Most everyone has come to understand that the U.S. rulers’ invasion of Iraq was all about oil. But not even the oil barons knew just how much was up for grabs. Now it’s revealed that Barack Obama has 8.2 million reasons not to withdraw U.S. troops from Iraq anytime soon. That’s how many barrels of oil companies like Exxon Mobil claim they can pump every day — if it ever becomes safe for them to operate there.
Stunning production targets emerging from Iraq’s ongoing oilfield licensing talks with major firms put it on a strategic par with oil kingpin Saudi Arabia.
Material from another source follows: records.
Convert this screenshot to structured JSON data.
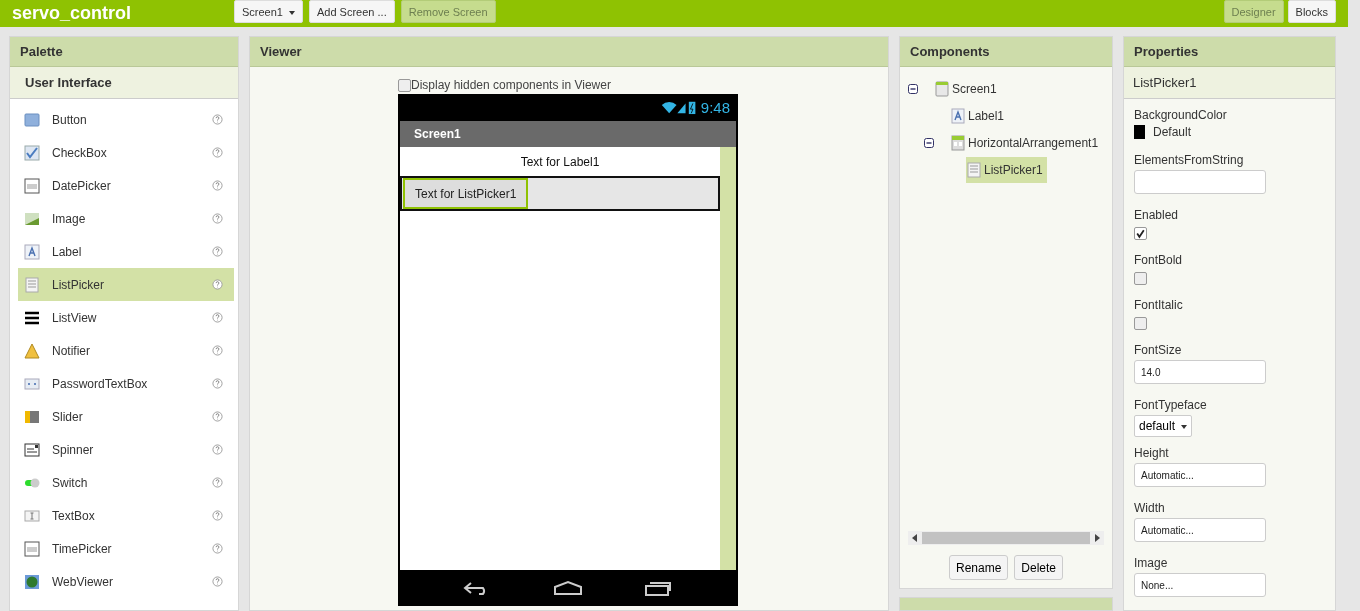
{
  "topbar": {
    "title": "servo_control",
    "buttons": [
      {
        "label": "Screen1",
        "kind": "dropdown",
        "disabled": false
      },
      {
        "label": "Add Screen ...",
        "kind": "plain",
        "disabled": false
      },
      {
        "label": "Remove Screen",
        "kind": "plain",
        "disabled": true
      }
    ],
    "modes": [
      {
        "label": "Designer",
        "selected": true
      },
      {
        "label": "Blocks",
        "selected": false
      }
    ]
  },
  "palette": {
    "title": "Palette",
    "category": "User Interface",
    "items": [
      {
        "label": "Button",
        "selected": false
      },
      {
        "label": "CheckBox",
        "selected": false
      },
      {
        "label": "DatePicker",
        "selected": false
      },
      {
        "label": "Image",
        "selected": false
      },
      {
        "label": "Label",
        "selected": false
      },
      {
        "label": "ListPicker",
        "selected": true
      },
      {
        "label": "ListView",
        "selected": false
      },
      {
        "label": "Notifier",
        "selected": false
      },
      {
        "label": "PasswordTextBox",
        "selected": false
      },
      {
        "label": "Slider",
        "selected": false
      },
      {
        "label": "Spinner",
        "selected": false
      },
      {
        "label": "Switch",
        "selected": false
      },
      {
        "label": "TextBox",
        "selected": false
      },
      {
        "label": "TimePicker",
        "selected": false
      },
      {
        "label": "WebViewer",
        "selected": false
      }
    ]
  },
  "viewer": {
    "title": "Viewer",
    "hidden_toggle": {
      "label": "Display hidden components in Viewer",
      "checked": false
    },
    "phone": {
      "time": "9:48",
      "screen_title": "Screen1",
      "label_text": "Text for Label1",
      "listpicker_text": "Text for ListPicker1",
      "listpicker_selected": true
    }
  },
  "components": {
    "title": "Components",
    "tree": [
      {
        "label": "Screen1",
        "expanded": true,
        "selected": false,
        "children": [
          {
            "label": "Label1",
            "selected": false
          },
          {
            "label": "HorizontalArrangement1",
            "expanded": true,
            "selected": false,
            "children": [
              {
                "label": "ListPicker1",
                "selected": true
              }
            ]
          }
        ]
      }
    ],
    "buttons": [
      "Rename",
      "Delete"
    ]
  },
  "properties": {
    "title": "Properties",
    "component": "ListPicker1",
    "items": [
      {
        "kind": "color",
        "label": "BackgroundColor",
        "value": "Default",
        "color": "#000000"
      },
      {
        "kind": "text",
        "label": "ElementsFromString"
      },
      {
        "kind": "checkbox",
        "label": "Enabled",
        "checked": true
      },
      {
        "kind": "checkbox",
        "label": "FontBold",
        "checked": false
      },
      {
        "kind": "checkbox",
        "label": "FontItalic",
        "checked": false
      },
      {
        "kind": "text",
        "label": "FontSize",
        "value": "14.0"
      },
      {
        "kind": "dropdown",
        "label": "FontTypeface",
        "value": "default"
      },
      {
        "kind": "text",
        "label": "Height",
        "value": "Automatic..."
      },
      {
        "kind": "text",
        "label": "Width",
        "value": "Automatic..."
      },
      {
        "kind": "text",
        "label": "Image",
        "value": "None..."
      }
    ]
  }
}
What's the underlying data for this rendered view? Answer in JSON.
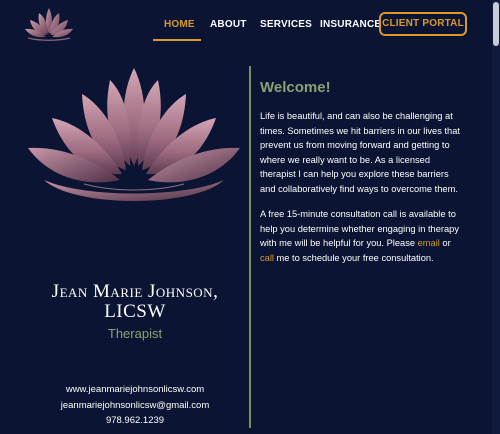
{
  "nav": {
    "items": [
      {
        "label": "HOME",
        "active": true
      },
      {
        "label": "ABOUT"
      },
      {
        "label": "SERVICES"
      },
      {
        "label": "INSURANCE"
      }
    ],
    "portal_label": "CLIENT PORTAL"
  },
  "profile": {
    "name_line1": "Jean Marie Johnson,",
    "name_line2": "LICSW",
    "role": "Therapist",
    "website": "www.jeanmariejohnsonlicsw.com",
    "email": "jeanmariejohnsonlicsw@gmail.com",
    "phone": "978.962.1239"
  },
  "welcome": {
    "title": "Welcome!",
    "para1_lines": [
      "Life is beautiful, and can also be challenging at",
      "times. Sometimes we hit barriers in our lives that",
      "prevent us from moving forward and getting to",
      "where we really want to be. As a licensed",
      "therapist I can help you explore these barriers",
      "and collaboratively find ways to overcome them."
    ],
    "para2": {
      "line1": "A free 15-minute consultation call is available to",
      "line2": "help you determine whether engaging in therapy",
      "line3_pre": "with me will be helpful for you. Please ",
      "email_link": "email",
      "line3_post": " or",
      "call_link": "call",
      "line4_post": " me to schedule your free consultation."
    }
  },
  "colors": {
    "background": "#0b1433",
    "accent": "#d99a2b",
    "olive": "#8fa070",
    "lotus": "#b07a8e"
  },
  "icons": {
    "logo": "lotus-logo-icon",
    "hero": "lotus-flower-icon"
  }
}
The rising stakes underlie the recent upsurge in Iraqi factional violence and guarantee not only a permanent U.S. military occupation but future deadly “surges” to help Exxon & Co. realize their goal. Production today stagnates around 2.3 million barrels a day (mbd).
Invading Iraq was the brainchild of U.S. Big Oil. Occupation plans took shape in a high-level joint project of the Rockefeller-led Council on Foreign Relations (CFR) and the James A. Baker Institute, imperialist think-tanks both closely linked to Exxon Mobil and J.P. Morgan Chase. Just before the 2003 invasion, the CFR-Baker cabal issued a report, “Iraq: The Day After,” promising that “U.S. and allied military forces will quickly occupy, control, and protect oil fields” in order to “achieve more significant increases — say, to 6 mbd by 2010.”
When the Bushites bungled the invasion by sending too few troops, the liberal, imperialist wing of U.S. capitalists blamed renegade neo-cons like Cheney and Rumsfeld for launching a misguided “war of choice.” But U.S. imperialists cannot afford to walk away from the 8 mbd windfall that new technology makes possible.
Saudi Rulers Unreliable Allies for U.S. Rulers
Controlling 8 mbd of Iraqi crude would sharply reduce U.S. dependence on shaky Saudi Arabia as the world’s sole “swing producer,” meaning a country having enough spare capacity to adjust production in an economic or military crisis.
But Saudi royals rule a powder keg. Though they profit from the most lucrative long-term deal in capitalism’s history, serving as Exxon’s biggest oil supplier, their 30 million subjects receive nothing from this bonanza. They sympathize more with al Qaeda and Hamas than with Washington. Prince Turki al-Faisal, former chief of Saudi intelligence, in an op-ed piece in the NY Times (9/13/09), said it would be unwise for his country to normalize diplomatic relations with U.S. ally Israel. The prince fears that Saudi workers’ anger at Israel’s concentration-camp treatment of Palestinians may dethrone his oily dynasty.
So Exxon Mobil-led groups have bids in for 6.3 mbd, or almost four-fifths of Iraq’s potential [See Table]. Meanwhile the U.S. war machine remains ever poised to invade Saudi Arabia to prop up its ruling princes if the masses were to rebel. The Pentagon has massive bases to the north (Iraq), to the east (Bahrain and Qatar), to the west (Djibouti) and to the south (Diego Garcia).
However, Exxon & Co. shouldn’t start counting their Iraqi chickens just yet. Iraq still has no national law governing oil contracts. And no sooner had Iraq held its first oilfield auction in June, “the semi-autonomous Kurdistan Regional Government condemned it as unconstitutional.” (Energy Intelligence, 9/7/09)
More ‘Surges’ On The Agenda?
Fighting among rival Iraqi Sunnis, Shiites and Kurds, and attacks on U.S. bases have intensified since the oil projects were revealed. The NY Times (9/13/09) suggests that U.S. troops may have to seize the streets again: “After the withdrawal of most American combat forces from Iraq’s cities on June 30, violence has remained a constant, with attackers able to plant and detonate bombs….seemingly with impunity.”
U.S. rulers and their allies are ready to worsen an already sickening equation: over one million dead Iraqis and more than 4,000 dead GIs “in exchange for” eight million daily barrels of crude.
We need a sharpening fight against U.S. imperialism — in the shops and unions, the communities and churches, among GIs, and in all mass organizations — to mount militant battles against the U.S. bosses’ deadly goals. Out of these class struggles, tying the mountainous racist and economic attacks on the working class to the need to exterminate the profit system, we can build a mass PLP that can lead a communist revolution to destroy capitalism and its endless oil wars.